Pour the gin, vermouth, Campari and bitters into a mixing glass or jug with ice. Stir well until the outside of the glass feels cold.

Strain into a tumbler and add some fresh ice. Garnish with an orange slice, using a blood orange when in season.

Red Snapper

  • 50ml Bullards London Dry Gin
  • Tabasco Sauce (add to taste)
  • Worcester Sauce
  • Celery Salt
  • Ground Black Pepper
  • 200ml Tomato Juice

Pour the celery salt and pepper onto a small plate. Rub the juicy side of a lime wedge along the lip of a pint glass. Rim the glass with the salt and pepper mixture and fill the glass with ice.

Add the gin, tomato juice, Tabasco and Worcestershire sauce into a shaker with ice, and shake until well-chilled.

Strain into the prepared glass, and garnish with a celery stalk and lime wedge.

Bebbo

  • 50ml Bullards London Dry Gin
  • 25ml Fresh Lemon Juice
  • 2 Tsp Fresh Blood Orange Juice
  • 2 Tsp Honey
  • Lemon Peel

Add all ingredients into a cocktail shaker with ice and shake until well-chilled. Finely strain into a chilled coupe glass.
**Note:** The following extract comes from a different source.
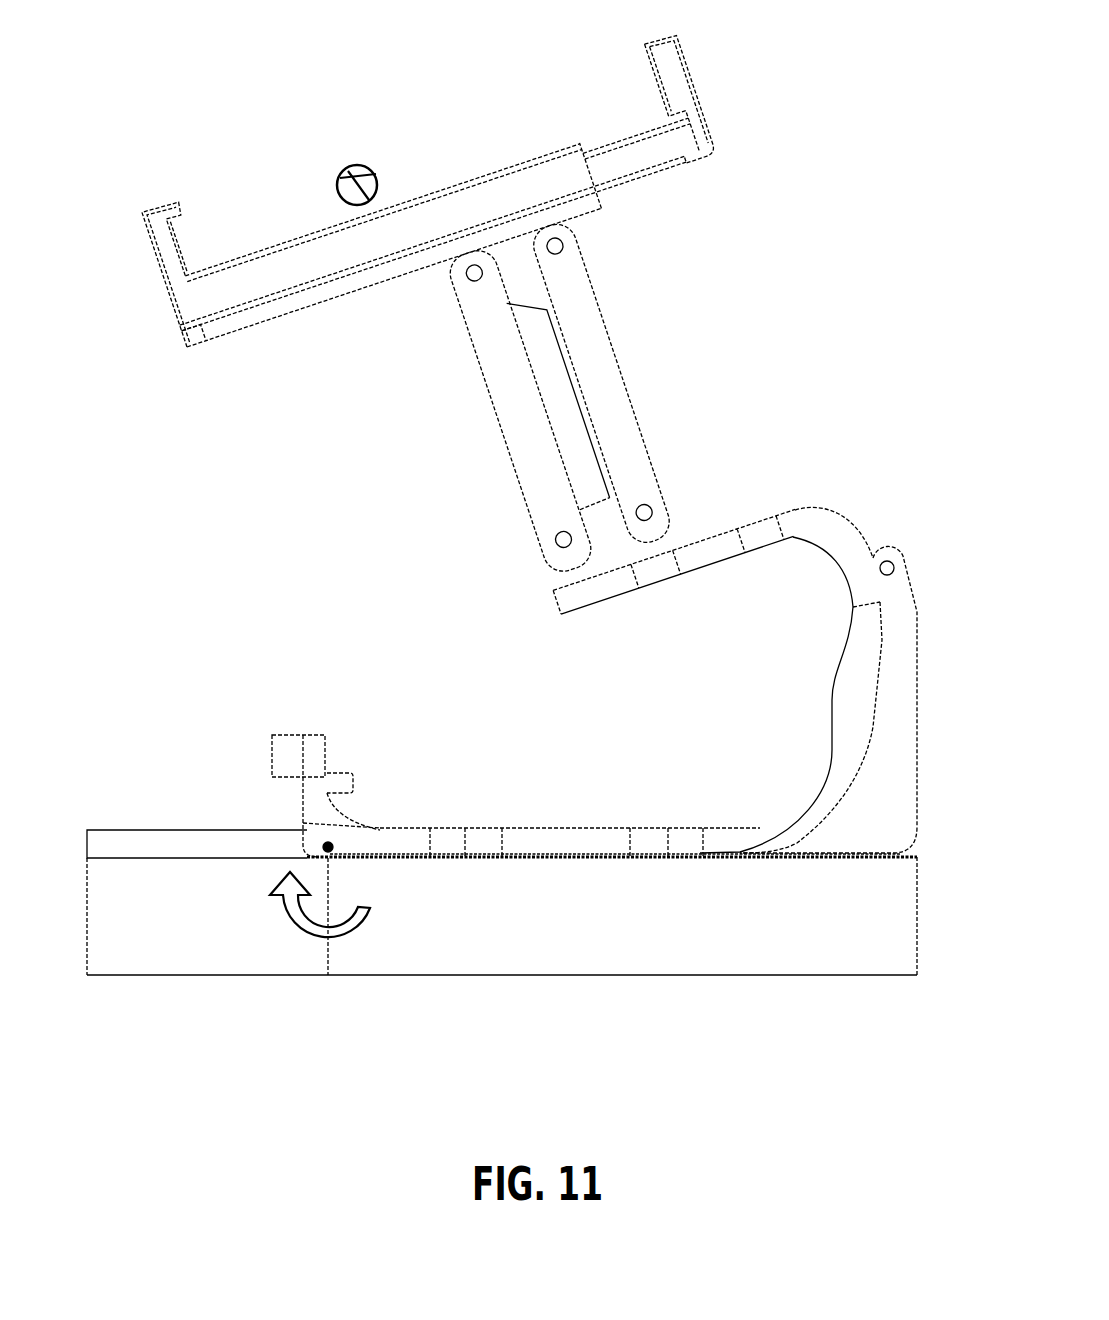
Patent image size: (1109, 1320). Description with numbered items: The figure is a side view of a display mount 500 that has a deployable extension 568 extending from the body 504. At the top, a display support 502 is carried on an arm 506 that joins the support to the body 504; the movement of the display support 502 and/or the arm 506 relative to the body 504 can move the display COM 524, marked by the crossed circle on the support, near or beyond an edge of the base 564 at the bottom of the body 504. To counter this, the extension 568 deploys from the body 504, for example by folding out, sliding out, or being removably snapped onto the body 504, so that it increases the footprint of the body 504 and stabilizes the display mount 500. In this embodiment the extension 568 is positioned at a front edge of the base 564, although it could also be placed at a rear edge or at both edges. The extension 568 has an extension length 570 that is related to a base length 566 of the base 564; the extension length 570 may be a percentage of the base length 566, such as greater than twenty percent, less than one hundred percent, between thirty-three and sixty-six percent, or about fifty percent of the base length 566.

Garnish with a twisted lemon peel.

Gin Rickey

  • 50ml Bullards London Dry Gin
  • 15ml Freshly Squeezed Lime Juice
  • 10ml Sugar Syrup
  • 15ml Sparkling Water
  • Lime Wedges

Fill a tall glass with ice, add the lime wedges and stir. Add the gin, lime juice and syrup into a shaker. Shake well over ice and strain into the glass. Top with sparkling water.

Holiday Negroni

Serves 8

  • 250ml Bullards London Dry Gin
  • 250ml Campari
  • 250ml Sweet Vermouth
  • 2 Cinnamon Sticks
  • 2 Star Anise Pods
  • 5 Whole Cloves
  • 8 Charred Orange Slices

Toast cinnamon sticks, star anise and whole cloves until fragrant, then transfer into a large jug. Add London Dry Gin, Campari and Sweet Vermouth and leave to infuse for at least 4 hours (max 24 hours).

Fill 8 short glasses with ice and add the charred orange slices. Strain over the Holiday Negroni blend and serve.

Jubilee Ginboree

  • 50ml Bullards London Dry Gin
  • 10ml Freshly Squeezed Lemon Juice
  • 1 Tsp Strawberry Jam
  • 25ml Martini Rosato
  • Prosecco
  • Strawberries
  • Ice

In a cocktail shaker, combine the gin, lemon juice, Martini Rosato and strawberry jam. Add ice and shake until chilled and well combined. Add ice to a rocks glass, then strain from the shaker. Top with prosecco, and garnish with fresh strawberries.